Every webhook event should be logged to your security information system. This creates an audit trail for compliance and enables pattern analysis.

# Log to your SIEM, database, or analytics platform
async def log_security_event(payload):
    await db.security_events.insert({
        "timestamp": payload["timestamp"],
        "project": payload["project"],
        "threat_type": payload["threat_type"],
        "decision": payload["decision"],
        "confidence": payload["confidence"],
        "reason": payload["reason"]
    })

Level 2: Pattern Detection

Individual events are less informative than patterns. Set up rules to detect:

Sustained attacks: 10+ blocks from the same project in 5 minutes suggests a coordinated attack, not a random user.

async def check_attack_pattern(payload):
    recent_count = await db.security_events.count({
        "project": payload["project"],
        "timestamp": {"$gte": five_minutes_ago()},
        "decision": "block"
    })

    if recent_count >= 10:
        await escalate("Sustained attack detected", payload)

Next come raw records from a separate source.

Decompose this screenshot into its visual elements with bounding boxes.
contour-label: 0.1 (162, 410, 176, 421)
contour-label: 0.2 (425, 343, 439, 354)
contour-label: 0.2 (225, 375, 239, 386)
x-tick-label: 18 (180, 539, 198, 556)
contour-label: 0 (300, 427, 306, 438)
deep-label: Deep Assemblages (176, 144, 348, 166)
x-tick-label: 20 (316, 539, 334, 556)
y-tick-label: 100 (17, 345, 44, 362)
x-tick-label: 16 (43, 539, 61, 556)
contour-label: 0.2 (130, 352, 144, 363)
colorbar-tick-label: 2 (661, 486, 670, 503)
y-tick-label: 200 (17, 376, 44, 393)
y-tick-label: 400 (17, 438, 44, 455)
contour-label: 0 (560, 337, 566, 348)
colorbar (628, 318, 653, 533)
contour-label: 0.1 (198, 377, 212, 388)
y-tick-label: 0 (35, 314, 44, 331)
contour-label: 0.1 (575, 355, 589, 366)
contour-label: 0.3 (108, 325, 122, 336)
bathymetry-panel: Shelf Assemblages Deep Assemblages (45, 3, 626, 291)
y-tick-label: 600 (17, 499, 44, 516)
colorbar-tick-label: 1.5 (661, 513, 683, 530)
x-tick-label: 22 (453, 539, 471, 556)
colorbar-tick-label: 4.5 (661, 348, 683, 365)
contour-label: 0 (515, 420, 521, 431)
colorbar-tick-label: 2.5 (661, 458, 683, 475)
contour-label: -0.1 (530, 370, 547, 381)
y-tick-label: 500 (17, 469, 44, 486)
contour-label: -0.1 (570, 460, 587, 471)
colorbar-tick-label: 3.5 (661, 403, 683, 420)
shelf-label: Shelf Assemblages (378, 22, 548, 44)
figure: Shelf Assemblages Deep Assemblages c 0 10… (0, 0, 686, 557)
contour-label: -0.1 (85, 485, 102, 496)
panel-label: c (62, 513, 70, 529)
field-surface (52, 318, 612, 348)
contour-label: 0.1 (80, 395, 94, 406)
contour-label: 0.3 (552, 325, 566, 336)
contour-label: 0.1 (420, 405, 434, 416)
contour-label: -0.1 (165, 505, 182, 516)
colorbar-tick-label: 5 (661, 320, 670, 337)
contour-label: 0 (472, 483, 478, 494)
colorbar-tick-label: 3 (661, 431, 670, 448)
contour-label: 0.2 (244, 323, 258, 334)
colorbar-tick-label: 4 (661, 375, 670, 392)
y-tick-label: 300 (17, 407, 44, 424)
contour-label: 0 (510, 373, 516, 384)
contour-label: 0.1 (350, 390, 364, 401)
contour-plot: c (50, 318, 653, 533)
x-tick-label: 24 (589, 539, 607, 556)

New threat types: If you see data_exfiltration for the first time in a project that usually only triggers prompt_injection, someone is escalating their attack sophistication.

Confidence drift: If average block confidence is dropping over time, attackers may be finding increasingly subtle evasion techniques. This is a signal to review your detection configuration.

Level 3: Automated Response

For high-confidence, repeated attacks, consider automated responses:

async def auto_respond(payload):
    if payload["confidence"] >= 0.95 and payload["decision"] == "block":
        # Check if this is a repeat offender
        recent_blocks = await count_blocks_from_same_source(
            payload, window_minutes=60
        )

        if recent_blocks >= 5:
            # Automatically enable rate limiting for this project
            await enable_strict_rate_limiting(payload["project"])
            await notify_team(
                f"Auto-enabled strict rate limiting for {payload['project']} "
                f"after {recent_blocks} high-confidence blocks in 1 hour"
            )

Email Alerts

In addition to webhooks, PromptGuard sends email alerts to the project owner. Email alerting is configured per-user with three levels:

LevelBehavior
allEmail for every block and high-confidence detection
criticalEmail only for high-confidence blocks (>0.90)
noneNo email alerts (webhook only)

For most teams, we recommend critical for email (to avoid alert fatigue) and webhooks for everything else (to maintain real-time visibility without inbox overload).

Monitoring Your Alerting Pipeline

Alerting systems have a meta-problem: how do you know your alerts are working?

Webhook delivery failures are logged but silent—if your webhook endpoint is down, you won't receive the alert telling you it's down.

We recommend:

  1. Health check your webhook endpoint independently (UptimeRobot, Pingdom, etc.)
  2. Send a test alert weekly to verify the full pipeline works
  3. Monitor alert volume — a sudden drop to zero might mean your webhook is broken, not that attacks stopped
  4. Set up a dead man's switch — if you don't receive at least one alert per day (even a test), escalate

Conclusion

The gap between "threat detected" and "threat responded to" is where damage happens. A blocked injection at 2 AM is a data point. A Slack message at 2 AM is actionable intelligence.

Set up webhooks. Route them to Slack. Build pattern detection. Automate responses for high-confidence repeated attacks. And test your alerting pipeline regularly—because the worst time to discover your alerts are broken is during an actual incident.

Security isn't just about blocking threats. It's about knowing you're blocking them.